Tableau comparatif : avant vs après correction
| Critère | Avant la correction | Après la correction |
|---|---|---|
| Type de résultat du scanner | Booléen (true/false) ambigu | Objet ScanResult { status, errorCode } explicite |
| Gestion des échecs | Approche fail-open (validation automatique) | Fail-closed (rejet et mise en quarantaine) |
| Visibilité UI | « PASSED » même sans scan | Indicateur « SCAN EN PROGRESSION » puis résultat réel |
| Temps moyen de publication | 30 s (incl. retries) | 45 s (avec contrôle d’erreur) |
| Possibilité d’exploitation | Oui, via saturation du service | Non (limitation du débit et gestion d’erreur) |
Mise en œuvre - étapes actionnables pour les équipes de sécurité
- Audit du code : intégrez des revues de logique booléenne dans votre CI/CD.
- Renforcement du monitoring : alertez sur les pics de requêtes POST
/publishet les échecs de job. - Formation des développeurs : organisez des ateliers sur les anti-patterns fail-open.
- Partenariat avec l’ANSSI : soumettez votre pipeline à l’évaluation de conformité ISO 27001.
- Communication transparente : informez la communauté dès la découverte d’un problème critique.
Cas pratique français : mise à jour d’une extension de facturation
Une PME parisienne développe une extension de facturation intégrée à VS Code. En mars 2026, l’équipe de sécurité a remarqué que l’extension affichait « PASSED » alors que le code contenait une librairie tierce non signée. Après application du correctif Open VSX, ils ont :
- Re-scanné l’extension : la nouvelle analyse a détecté un composant obsolète et a généré un avertissement.
- Corrigé la dépendance et republie l’extension avec le statut « VÉRIFIÉ ».
- Notifié leurs clients via un tableau de bord dédié, renforçant ainsi la confiance.
Cette expérience montre que le simple fait de mettre à jour le pipeline de validation peut éviter la propagation de logiciels indésirables dans des environnements critiques.
Conclusion - prochaine action recommandée
La vulnérabilité Open VSX Scanner met en lumière les dangers du fail-open dans les systèmes de sécurité automatisés.

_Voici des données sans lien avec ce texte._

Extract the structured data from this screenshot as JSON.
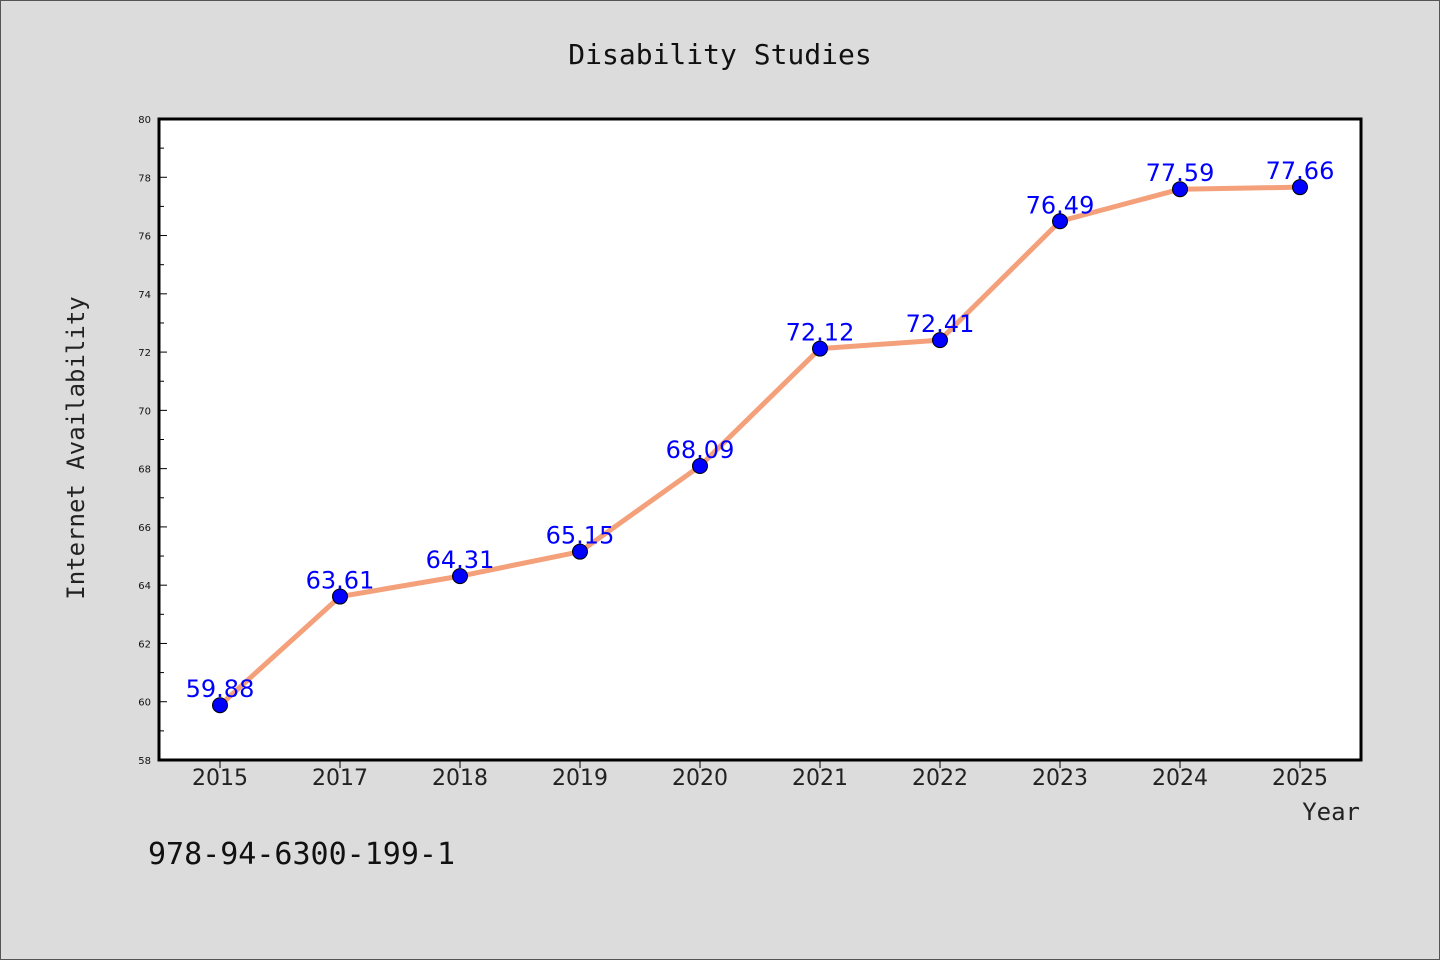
{
  "chart_data": {
    "type": "line",
    "title": "Disability Studies",
    "xlabel": "Year",
    "ylabel": "Internet Availability",
    "categories": [
      "2015",
      "2017",
      "2018",
      "2019",
      "2020",
      "2021",
      "2022",
      "2023",
      "2024",
      "2025"
    ],
    "series": [
      {
        "values": [
          59.88,
          63.61,
          64.31,
          65.15,
          68.09,
          72.12,
          72.41,
          76.49,
          77.59,
          77.66
        ],
        "labels": [
          "59.88",
          "63.61",
          "64.31",
          "65.15",
          "68.09",
          "72.12",
          "72.41",
          "76.49",
          "77.59",
          "77.66"
        ],
        "line_color": "#f4a07a",
        "marker_color": "#0000ff"
      }
    ],
    "ylim": [
      58,
      80
    ],
    "yticks": [
      "58",
      "60",
      "62",
      "64",
      "66",
      "68",
      "70",
      "72",
      "74",
      "76",
      "78",
      "80"
    ],
    "grid": false,
    "legend": "none",
    "data_label_color": "#0000ff"
  },
  "footer": {
    "isbn": "978-94-6300-199-1"
  }
}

En appliquant les bonnes pratiques décrites - typage explicite des résultats, contrôle de débit, audit continu - vous réduirez drastiquement le risque de publication d’extensions malveillantes.
Nous vous conseillons de vérifier dès maintenant les extensions installées sur vos machines, de mettre à jour le pipeline de pré-publication selon les recommandations du correctif d’Open VSX, et d’instaurer une politique de revue manuelle pour tout nouveau paquet.
En adoptant ces mesures, vous contribuez à un écosystème d’extensions plus sûr, conforme aux exigences de l’ANSSI, de l’ISO 27001 et du RGPD, et vous protégez vos équipes contre les menaces émergentes de 2026.